Thanks to the great diversity of acrylic paints, you can achieve some remarkable artistic effects with them. One example of this diversity is how they differ in paint content.

  • Matt paints do not have a shiny finish, and create a opaque, homogeneous layer after drying.
  • Glossy paints create a bright, gleaming surface. This gleam can either be soft and silky, or glossy and like a mirror – it depends on the degree of gloss.
  • Fluorescent paints contain a special pigment that glows in the dark. Once the surface has been painted, the sun’s rays must fall on it.
  • Pearlescent paints create a surface that refracts light like a real pearl would, as their ingredients include a pigment that reflects light.
  •  Metallic paints imitate the luster of metal, as they contain a pigment made of aluminium powder.

Acrylic paints can be purchased in tubes or in pots. The paints in tubes are thicker and more viscous; this form of container is suitable for the impasto technique, whereby artists paint in thick, textured strokes. The acrylic paints that come in pots are runnier. They are suitable for filling in large areas and are easier to dilute.

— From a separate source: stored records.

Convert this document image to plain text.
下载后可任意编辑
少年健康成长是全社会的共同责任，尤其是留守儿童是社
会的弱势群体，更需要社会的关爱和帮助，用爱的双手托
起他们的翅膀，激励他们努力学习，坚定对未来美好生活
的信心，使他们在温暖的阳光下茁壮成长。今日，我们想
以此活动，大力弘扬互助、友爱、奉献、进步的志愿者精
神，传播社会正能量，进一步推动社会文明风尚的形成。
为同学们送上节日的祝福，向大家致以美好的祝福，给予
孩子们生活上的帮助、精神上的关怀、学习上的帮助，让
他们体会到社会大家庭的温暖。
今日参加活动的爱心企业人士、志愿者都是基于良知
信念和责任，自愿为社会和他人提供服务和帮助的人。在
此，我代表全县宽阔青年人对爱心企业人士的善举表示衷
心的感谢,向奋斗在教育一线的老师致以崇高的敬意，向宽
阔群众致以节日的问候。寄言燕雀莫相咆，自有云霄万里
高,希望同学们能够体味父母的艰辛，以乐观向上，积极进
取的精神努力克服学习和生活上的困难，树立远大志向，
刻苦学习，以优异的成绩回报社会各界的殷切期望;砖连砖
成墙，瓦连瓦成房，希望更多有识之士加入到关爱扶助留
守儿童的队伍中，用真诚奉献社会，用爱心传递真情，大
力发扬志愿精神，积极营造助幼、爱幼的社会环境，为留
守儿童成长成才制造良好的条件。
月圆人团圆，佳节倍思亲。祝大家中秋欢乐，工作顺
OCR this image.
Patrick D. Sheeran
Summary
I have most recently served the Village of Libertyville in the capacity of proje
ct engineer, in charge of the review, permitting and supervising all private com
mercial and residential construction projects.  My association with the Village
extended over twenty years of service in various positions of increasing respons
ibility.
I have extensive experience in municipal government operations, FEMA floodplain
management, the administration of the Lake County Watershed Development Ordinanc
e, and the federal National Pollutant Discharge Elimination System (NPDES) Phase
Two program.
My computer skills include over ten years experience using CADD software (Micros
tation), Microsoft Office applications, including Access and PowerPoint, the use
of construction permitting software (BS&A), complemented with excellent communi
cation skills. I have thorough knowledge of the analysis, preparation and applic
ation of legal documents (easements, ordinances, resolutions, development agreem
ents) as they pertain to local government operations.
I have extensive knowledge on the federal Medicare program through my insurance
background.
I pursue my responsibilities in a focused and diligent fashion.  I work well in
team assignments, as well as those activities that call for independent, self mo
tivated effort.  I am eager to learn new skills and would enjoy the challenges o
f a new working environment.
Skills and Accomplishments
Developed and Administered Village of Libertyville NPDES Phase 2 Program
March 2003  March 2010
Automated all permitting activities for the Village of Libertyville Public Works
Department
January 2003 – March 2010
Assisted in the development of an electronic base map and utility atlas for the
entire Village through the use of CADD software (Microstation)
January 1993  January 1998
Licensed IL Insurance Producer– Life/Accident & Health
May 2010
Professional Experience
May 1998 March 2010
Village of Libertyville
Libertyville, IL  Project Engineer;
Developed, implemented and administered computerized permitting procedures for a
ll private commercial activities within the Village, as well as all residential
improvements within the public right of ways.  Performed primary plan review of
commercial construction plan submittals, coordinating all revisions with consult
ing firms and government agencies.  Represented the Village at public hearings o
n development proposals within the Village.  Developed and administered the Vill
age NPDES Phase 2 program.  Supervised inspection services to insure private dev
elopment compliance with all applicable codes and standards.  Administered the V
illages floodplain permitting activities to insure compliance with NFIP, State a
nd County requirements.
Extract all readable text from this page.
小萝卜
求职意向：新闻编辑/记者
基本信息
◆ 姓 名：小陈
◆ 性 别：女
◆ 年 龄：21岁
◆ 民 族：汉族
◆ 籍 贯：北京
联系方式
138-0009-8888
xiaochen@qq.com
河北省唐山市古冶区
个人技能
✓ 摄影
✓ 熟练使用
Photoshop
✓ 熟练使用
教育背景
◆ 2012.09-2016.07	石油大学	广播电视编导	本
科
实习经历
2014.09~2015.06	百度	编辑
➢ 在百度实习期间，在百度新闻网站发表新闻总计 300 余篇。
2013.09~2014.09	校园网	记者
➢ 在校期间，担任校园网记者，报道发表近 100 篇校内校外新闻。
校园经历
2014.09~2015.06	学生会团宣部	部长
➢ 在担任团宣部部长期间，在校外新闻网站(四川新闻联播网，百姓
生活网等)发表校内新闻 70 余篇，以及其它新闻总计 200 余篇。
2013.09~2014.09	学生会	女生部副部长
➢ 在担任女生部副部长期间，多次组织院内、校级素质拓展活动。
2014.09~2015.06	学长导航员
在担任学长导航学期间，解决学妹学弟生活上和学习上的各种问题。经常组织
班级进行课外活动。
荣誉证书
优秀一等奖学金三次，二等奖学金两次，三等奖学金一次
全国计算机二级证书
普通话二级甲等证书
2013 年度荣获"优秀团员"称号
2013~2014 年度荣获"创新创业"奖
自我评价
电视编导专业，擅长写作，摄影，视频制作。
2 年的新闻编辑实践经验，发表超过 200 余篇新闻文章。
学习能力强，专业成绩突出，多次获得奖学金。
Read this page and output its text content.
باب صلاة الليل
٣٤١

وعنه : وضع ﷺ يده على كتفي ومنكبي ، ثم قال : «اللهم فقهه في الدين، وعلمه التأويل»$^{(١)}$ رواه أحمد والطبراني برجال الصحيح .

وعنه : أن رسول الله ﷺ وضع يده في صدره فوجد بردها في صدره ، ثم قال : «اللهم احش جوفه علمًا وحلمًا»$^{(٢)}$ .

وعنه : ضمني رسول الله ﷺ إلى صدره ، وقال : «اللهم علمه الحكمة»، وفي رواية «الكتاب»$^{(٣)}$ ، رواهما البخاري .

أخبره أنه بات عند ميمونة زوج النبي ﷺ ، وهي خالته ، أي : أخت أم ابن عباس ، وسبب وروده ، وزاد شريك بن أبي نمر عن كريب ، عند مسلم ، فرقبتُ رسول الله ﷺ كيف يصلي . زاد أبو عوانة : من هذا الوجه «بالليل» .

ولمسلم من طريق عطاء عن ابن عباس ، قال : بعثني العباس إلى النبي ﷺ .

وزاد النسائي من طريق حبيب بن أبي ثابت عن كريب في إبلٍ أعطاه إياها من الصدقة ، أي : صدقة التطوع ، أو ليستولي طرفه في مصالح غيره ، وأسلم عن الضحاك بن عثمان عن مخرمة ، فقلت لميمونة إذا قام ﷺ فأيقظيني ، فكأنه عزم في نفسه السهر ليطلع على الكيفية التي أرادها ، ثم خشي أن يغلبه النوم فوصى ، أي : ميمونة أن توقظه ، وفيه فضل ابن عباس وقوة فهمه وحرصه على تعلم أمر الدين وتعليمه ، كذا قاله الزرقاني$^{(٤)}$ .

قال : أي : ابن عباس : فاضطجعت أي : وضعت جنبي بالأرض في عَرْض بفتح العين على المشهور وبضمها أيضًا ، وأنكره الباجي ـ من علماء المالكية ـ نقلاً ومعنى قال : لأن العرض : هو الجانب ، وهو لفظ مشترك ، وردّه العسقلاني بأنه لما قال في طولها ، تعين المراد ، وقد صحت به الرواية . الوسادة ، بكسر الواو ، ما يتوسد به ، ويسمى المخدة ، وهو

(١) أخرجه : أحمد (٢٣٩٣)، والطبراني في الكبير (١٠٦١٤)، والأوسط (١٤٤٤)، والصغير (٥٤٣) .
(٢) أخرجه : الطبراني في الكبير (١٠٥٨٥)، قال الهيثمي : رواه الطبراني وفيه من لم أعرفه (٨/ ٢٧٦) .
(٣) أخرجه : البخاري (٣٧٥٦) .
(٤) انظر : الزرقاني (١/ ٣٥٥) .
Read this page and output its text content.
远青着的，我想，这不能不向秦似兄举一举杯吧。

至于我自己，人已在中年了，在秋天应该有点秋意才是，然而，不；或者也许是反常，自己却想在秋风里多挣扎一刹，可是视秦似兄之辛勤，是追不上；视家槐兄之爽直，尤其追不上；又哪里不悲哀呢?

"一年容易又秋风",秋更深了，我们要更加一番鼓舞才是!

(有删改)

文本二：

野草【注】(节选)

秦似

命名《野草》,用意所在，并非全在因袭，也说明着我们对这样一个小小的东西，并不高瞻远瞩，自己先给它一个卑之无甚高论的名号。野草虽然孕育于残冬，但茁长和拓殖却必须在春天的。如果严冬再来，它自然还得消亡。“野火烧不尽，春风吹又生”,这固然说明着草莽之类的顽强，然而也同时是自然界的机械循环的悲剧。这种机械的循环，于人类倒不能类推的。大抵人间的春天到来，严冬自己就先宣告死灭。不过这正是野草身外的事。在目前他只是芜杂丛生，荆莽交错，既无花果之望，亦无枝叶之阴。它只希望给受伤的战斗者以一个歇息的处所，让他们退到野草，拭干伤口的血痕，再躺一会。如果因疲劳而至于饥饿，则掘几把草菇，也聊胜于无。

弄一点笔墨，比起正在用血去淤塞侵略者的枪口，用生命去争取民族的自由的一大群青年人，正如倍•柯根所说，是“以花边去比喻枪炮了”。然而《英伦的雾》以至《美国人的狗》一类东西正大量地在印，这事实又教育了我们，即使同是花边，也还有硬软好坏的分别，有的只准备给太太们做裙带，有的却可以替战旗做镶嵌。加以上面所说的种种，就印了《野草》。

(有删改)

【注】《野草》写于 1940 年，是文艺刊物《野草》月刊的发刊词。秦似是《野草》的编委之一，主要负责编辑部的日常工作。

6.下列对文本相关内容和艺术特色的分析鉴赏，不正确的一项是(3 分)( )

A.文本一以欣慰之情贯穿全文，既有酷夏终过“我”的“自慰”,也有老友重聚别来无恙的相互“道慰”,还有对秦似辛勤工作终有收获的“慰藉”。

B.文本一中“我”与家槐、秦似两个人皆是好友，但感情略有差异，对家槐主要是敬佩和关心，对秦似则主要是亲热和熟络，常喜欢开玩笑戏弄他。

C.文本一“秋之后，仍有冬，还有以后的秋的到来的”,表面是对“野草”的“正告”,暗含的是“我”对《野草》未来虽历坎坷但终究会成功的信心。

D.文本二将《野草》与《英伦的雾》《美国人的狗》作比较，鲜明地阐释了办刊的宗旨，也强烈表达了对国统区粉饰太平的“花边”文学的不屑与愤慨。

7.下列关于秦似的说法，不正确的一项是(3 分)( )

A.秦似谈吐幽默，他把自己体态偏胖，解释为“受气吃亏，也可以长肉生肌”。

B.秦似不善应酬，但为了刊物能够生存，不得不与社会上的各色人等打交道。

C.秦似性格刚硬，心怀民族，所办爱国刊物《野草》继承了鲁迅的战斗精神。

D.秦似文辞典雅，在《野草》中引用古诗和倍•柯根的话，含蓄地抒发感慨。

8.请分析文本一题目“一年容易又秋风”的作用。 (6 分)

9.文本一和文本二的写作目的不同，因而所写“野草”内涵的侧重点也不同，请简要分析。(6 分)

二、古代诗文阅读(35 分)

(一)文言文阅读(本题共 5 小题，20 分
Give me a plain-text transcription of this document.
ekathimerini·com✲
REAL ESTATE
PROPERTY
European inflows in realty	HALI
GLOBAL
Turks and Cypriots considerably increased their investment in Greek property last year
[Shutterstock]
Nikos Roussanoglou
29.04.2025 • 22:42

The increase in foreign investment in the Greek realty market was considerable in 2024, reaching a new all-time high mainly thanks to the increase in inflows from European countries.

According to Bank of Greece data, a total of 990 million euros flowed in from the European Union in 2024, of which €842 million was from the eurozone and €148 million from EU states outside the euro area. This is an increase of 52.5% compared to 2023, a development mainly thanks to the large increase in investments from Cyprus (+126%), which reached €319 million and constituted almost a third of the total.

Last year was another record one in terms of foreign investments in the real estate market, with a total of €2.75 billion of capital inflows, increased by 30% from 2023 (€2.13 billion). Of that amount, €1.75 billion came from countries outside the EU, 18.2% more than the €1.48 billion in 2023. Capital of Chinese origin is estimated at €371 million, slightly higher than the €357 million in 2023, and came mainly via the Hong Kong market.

As stated above, they can be used to paint on absolutely anything, but if you are a beginner, it’s best to use a paper canvas on a card background, which has similar properties to a canvas placed in a stretcher bar.

Which paintbrushes should you use when painting with acrylics?

It’s best to use the following types of paintbrush when painting with acrylics:

  • brushes with artificial hair (synthetic ones),
  • bristle brushes;
  • the hardness of the hair should be medium or high.

Soft, natural brushes are not suitable, as acrylic paint is quite heavy, and the brushstrokes will end up looking shapeless and being different sizes, as it will be hard to control them. We recommend having four thick, round brushes of different thicknesses in your arsenal, and also a palette knife.